Turning to the work that lies ahead for the Assembly’s 72nd Session, Lajčák cited several milestones, including the high-level event on Sustaining Peace, in April, the adoption of Global Compacts related to Migrants and Refugees next September, and the High-level meeting on human trafficking this week.
In a related development, world leaders have pledged to tackle the education crisis that is holding back millions of children and threatening economic development, at a high-level event at the UN headquarters in New York aimed at securing finance for this critical goal.
“Financing education is indeed the best investment we can make for a better world and a better future,” stressed UN Secretary-General António Guterres in his remarks to the event, titled “Financing the Future: Education 2030,” held on the margins of the General Assembly’s annual debate.
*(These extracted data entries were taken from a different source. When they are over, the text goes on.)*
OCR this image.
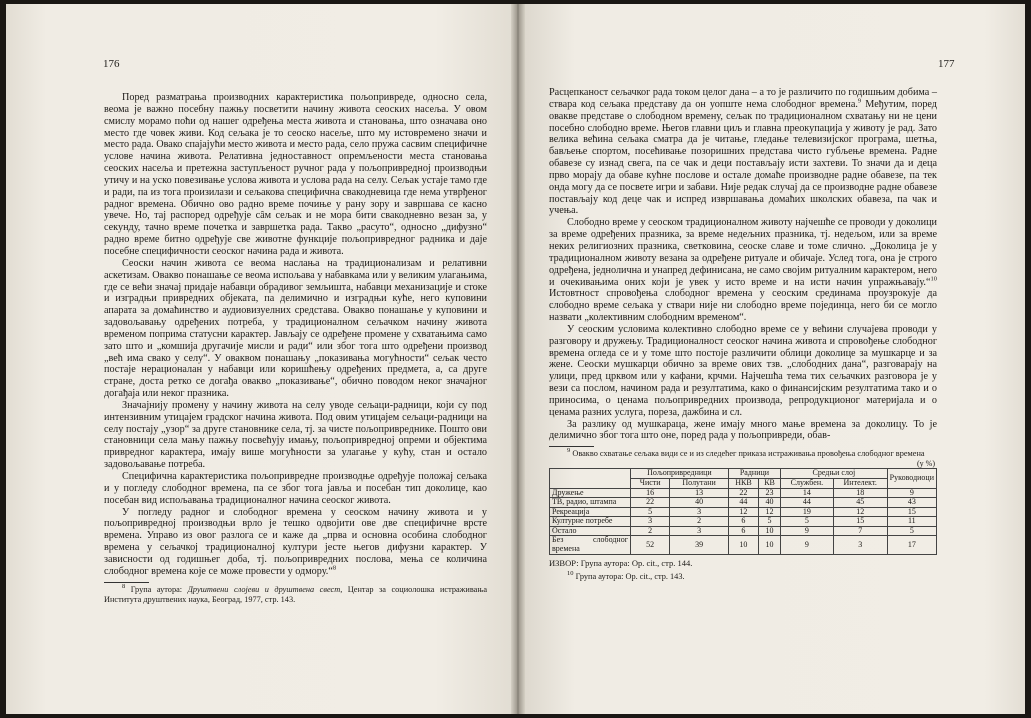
176

Поред разматрања производних карактеристика пољопривреде, односно села, веома је важно посебну пажњу посветити начину живота сеоских насеља. У овом смислу морамо поћи од нашег одређења места живота и становања, што означава оно место где човек живи. Код сељака је то сеоско насеље, што му истовремено значи и место рада. Овако спајајући место живота и место рада, село пружа сасвим специфичне услове начина живота. Релативна једноставност опремљености места становања сеоских насеља и претежна заступљеност ручног рада у пољопривредној производњи утичу и на уско повезивање услова живота и услова рада на селу. Сељак устаје тамо где и ради, па из тога произилази и сељакова специфична свакодневица где нема утврђеног радног времена. Обично ово радно време почиње у рану зору и завршава се касно увече. Но, тај распоред одређује сâм сељак и не мора бити свакодневно везан за, у секунду, тачно време почетка и завршетка рада. Такво „расуто“, односно „дифузно“ радно време битно одређује све животне функције пољопривредног радника и даје посебне специфичности сеоског начина рада и живота.

Сеоски начин живота се веома наслања на традиционализам и релативни аскетизам. Овакво понашање се веома испољава у набавкама или у великим улагањима, где се већи значај придаје набавци обрадивог земљишта, набавци механизације и стоке и изградњи привредних објеката, па делимично и изградњи куће, него куповини апарата за домаћинство и аудиовизуелних средстава. Овакво понашање у куповини и задовољавању одређених потреба, у традиционалном сељачком начину живота временом поприма статусни карактер. Јављају се одређене промене у схватањима само зато што и „комшија другачије мисли и ради“ или због тога што одређени производ „већ има свако у селу“. У оваквом понашању „показивања могућности“ сељак често постаје нерационалан у набавци или коришћењу одређених предмета, а, са друге стране, доста ретко се догађа овакво „показивање“, обично поводом неког значајног догађаја или неког празника.

Значајнију промену у начину живота на селу уводе сељаци-радници, који су под интензивним утицајем градског начина живота. Под овим утицајем сељаци-радници на селу постају „узор“ за друге становнике села, тј. за чисте пољопривреднике. Пошто ови становници села мању пажњу посвећују имању, пољопривредној опреми и објектима привредног карактера, имају више могућности за улагање у кућу, стан и остало задовољавање потреба.

Специфична карактеристика пољопривредне производње одређује положај сељака и у погледу слободног времена, па се због тога јавља и посебан тип доколице, као посебан вид испољавања традиционалног начина сеоског живота.

У погледу радног и слободног времена у сеоском начину живота и у пољопривредној производњи врло је тешко одвојити ове две специфичне врсте времена. Управо из овог разлога се и каже да „прва и основна особина слободног времена у сељачкој традиционалној култури јесте његов дифузни карактер. У зависности од годишњег доба, тј. пољопривредних послова, мења се количина слободног времена које се може провести у одмору.“$^8$

$^8$ Група аутора: Друштвени слојеви и друштвена свест, Центар за социолошка истраживања Института друштвених наука, Београд, 1977, стр. 143.

177

Расцепканост сељачког рада током целог дана – а то је различито по годишњим добима – ствара код сељака представу да он уопште нема слободног времена.$^9$ Међутим, поред овакве представе о слободном времену, сељак по традиционалном схватању ни не цени посебно слободно време. Његов главни циљ и главна преокупација у животу је рад. Зато велика већина сељака сматра да је читање, гледање телевизијског програма, шетња, бављење спортом, посећивање позоришних представа чисто губљење времена. Радне обавезе су изнад свега, па се чак и деци постављају исти захтеви. То значи да и деца прво морају да обаве кућне послове и остале домаће производне радне обавезе, па тек онда могу да се посвете игри и забави. Није редак случај да се производне радне обавезе постављају код деце чак и испред извршавања домаћих школских обавеза, па чак и учења.

Слободно време у сеоском традиционалном животу најчешће се проводи у доколици за време одређених празника, за време недељних празника, тј. недељом, или за време неких религиозних празника, светковина, сеоске славе и томе слично. „Доколица је у традиционалном животу везана за одређене ритуале и обичаје. Услед тога, она је строго одређена, једнолична и унапред дефинисана, не само својим ритуалним карактером, него и очекивањима оних који је увек у исто време и на исти начин упражњавају.“$^{10}$ Истовтност спровођења слободног времена у сеоским срединама проузрокује да слободно време сељака у ствари није ни слободно време појединца, него би се могло назвати „колективним слободним временом“.

У сеоским условима колективно слободно време се у већини случајева проводи у разговору и дружењу. Традиционалност сеоског начина живота и спровођење слободног времена огледа се и у томе што постоје различити облици доколице за мушкарце и за жене. Сеоски мушкарци обично за време ових тзв. „слободних дана“, разговарају на улици, пред црквом или у кафани, крчми. Најчешћа тема тих сељачких разговора је у вези са послом, начином рада и резултатима, како о финансијским резултатима тако и о приносима, о ценама пољопривредних производа, репродукционог материјала и о ценама разних услуга, пореза, дажбина и сл.

За разлику од мушкараца, жене имају много мање времена за доколицу. То је делимично због тога што оне, поред рада у пољопривреди, обав-

$^9$ Овакво схватање сељака види се и из следећег приказа истраживања провођења слободног времена

(у %)
	Пољопривредници		Радници		Средњи слој		Руководиоци
	Чисти	Полутани	НКВ	КВ	Службен.	Интелект.	
Дружење	16	13	22	23	14	18	9
ТВ, радио, штампа	22	40	44	40	44	45	43
Рекреација	5	3	12	12	19	12	15
Културне потребе	3	2	6	5	5	15	11
Остало	2	3	6	10	9	7	5
Без слободног времена	52	39	10	10	9	3	17
ИЗВОР: Група аутора: Op. cit., стр. 144.

$^{10}$ Група аутора: Op. cit., стр. 143.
More than 260 million children, adolescents and youth are out of school. Despite some progress in achieving gender equality in the world’s poorest countries, far more girls than boys still do not have access to a quality education, according to a news release.
Also addressing the event was UN Messenger of Peace Malala Yousafzai, who said girls in many parts of the world are pushing back against poverty, war and child marriage to go to school.
“We have big goals, but we will not reach any of them unless we educate girls,” she said, referring to the SDGs, adopted by UN Member States in 2015.
The event – co-organised by governments, the private sector, civil society and UN agencies – was held to boost political commitment and investment in quality early-childhood, primary and secondary education.